I find the program useful, and the experimental design is somewhat solid. However, in the meantime I think there are several points that need improvement:
1. While the authors benchmark RpNGS against synthetic microbial mixtures and clinical datasets, the evaluation omits widely used benchmarking resources such as the Critical Assessment of Metagenome Interpretation (CAMI2) dataset. Including results from CAMI2 would provide a more standardized and comprehensive assessment of the pipeline's taxonomic resolution, detection limits, and comparative performance, particularly since CAMI2 is specifically designed for evaluating metagenomic classification tools under complex and realistic scenarios. I recommend the authors consider incorporating CAMI2 into their benchmarking suite to strengthen the evaluation and facilitate comparisons with other established methods.
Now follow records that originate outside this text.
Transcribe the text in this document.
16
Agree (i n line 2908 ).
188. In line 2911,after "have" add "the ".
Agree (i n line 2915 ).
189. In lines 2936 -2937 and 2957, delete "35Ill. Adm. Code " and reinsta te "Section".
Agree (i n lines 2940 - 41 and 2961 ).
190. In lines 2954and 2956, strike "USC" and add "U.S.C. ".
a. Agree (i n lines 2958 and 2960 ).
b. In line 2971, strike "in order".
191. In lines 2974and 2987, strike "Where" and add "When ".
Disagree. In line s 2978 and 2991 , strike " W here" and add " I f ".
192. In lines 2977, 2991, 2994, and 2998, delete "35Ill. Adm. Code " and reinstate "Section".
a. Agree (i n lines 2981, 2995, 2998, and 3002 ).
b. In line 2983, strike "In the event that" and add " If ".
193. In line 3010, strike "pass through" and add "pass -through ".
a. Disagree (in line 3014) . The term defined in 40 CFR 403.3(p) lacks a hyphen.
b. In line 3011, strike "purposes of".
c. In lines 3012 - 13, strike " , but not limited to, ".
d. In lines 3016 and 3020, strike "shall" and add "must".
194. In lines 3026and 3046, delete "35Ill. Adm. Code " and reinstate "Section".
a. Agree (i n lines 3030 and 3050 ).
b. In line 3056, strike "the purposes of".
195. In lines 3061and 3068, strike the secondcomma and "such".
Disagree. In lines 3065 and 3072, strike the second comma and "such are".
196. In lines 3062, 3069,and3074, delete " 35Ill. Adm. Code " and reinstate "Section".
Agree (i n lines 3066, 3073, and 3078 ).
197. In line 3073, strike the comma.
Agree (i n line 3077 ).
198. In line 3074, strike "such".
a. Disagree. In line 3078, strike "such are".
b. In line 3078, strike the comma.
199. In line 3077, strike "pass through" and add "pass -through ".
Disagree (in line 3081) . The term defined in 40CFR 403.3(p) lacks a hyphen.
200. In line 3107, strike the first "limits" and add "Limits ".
2. Clarify Low Precision Values in Figure 2A
The precision scores reported in Figure 2A are unexpectedly low (often <0.1) across all tools, including RpNGS. The manuscript does not adequately explain why such low precision is observed. The authors should clarify whether this is due to high false positive rates, limitations in reference databases, permissive thresholds, or characteristics of the benchmark dataset. Without this context, it's difficult to interpret the practical diagnostic value of the tool.

Validity of the findings

The conclusions are generally well supported by the results. However, the authors should more clearly define the novelty and clinical impact of RpNGS relative to existing tools. Additionally, the lack of statistical analysis and absence of error estimates in benchmarking (e.g., Figure 2) limits the confidence in the comparative claims. Finally, the manuscript would benefit from a clearer rationale for how RpNGS could be adopted or extended by other clinical labs.

Additional comments

Minor comments:
1. Image on github is broken.
2. Word-format reports is bad to interpret. I suggest using JSON/TSV format.
3. Figures are generally having too small fonts.
4. Figure 2 and 3 need to rework. The authors need to The x-axis seems to represent individual samples, but they’re unlabeled. Without sample identifiers (e.g., S1, S2…), it’s hard to link figure trends with text commentary (like “RpNGS shows lower recall in S11”). Grouping DNA vs. RNA samples visually (e.g., color blocks or labels) would also help. For figure 3 the the color bar need to be marked more clearly. Especially when there are tree branches with white blocks that I cannot tell the difference.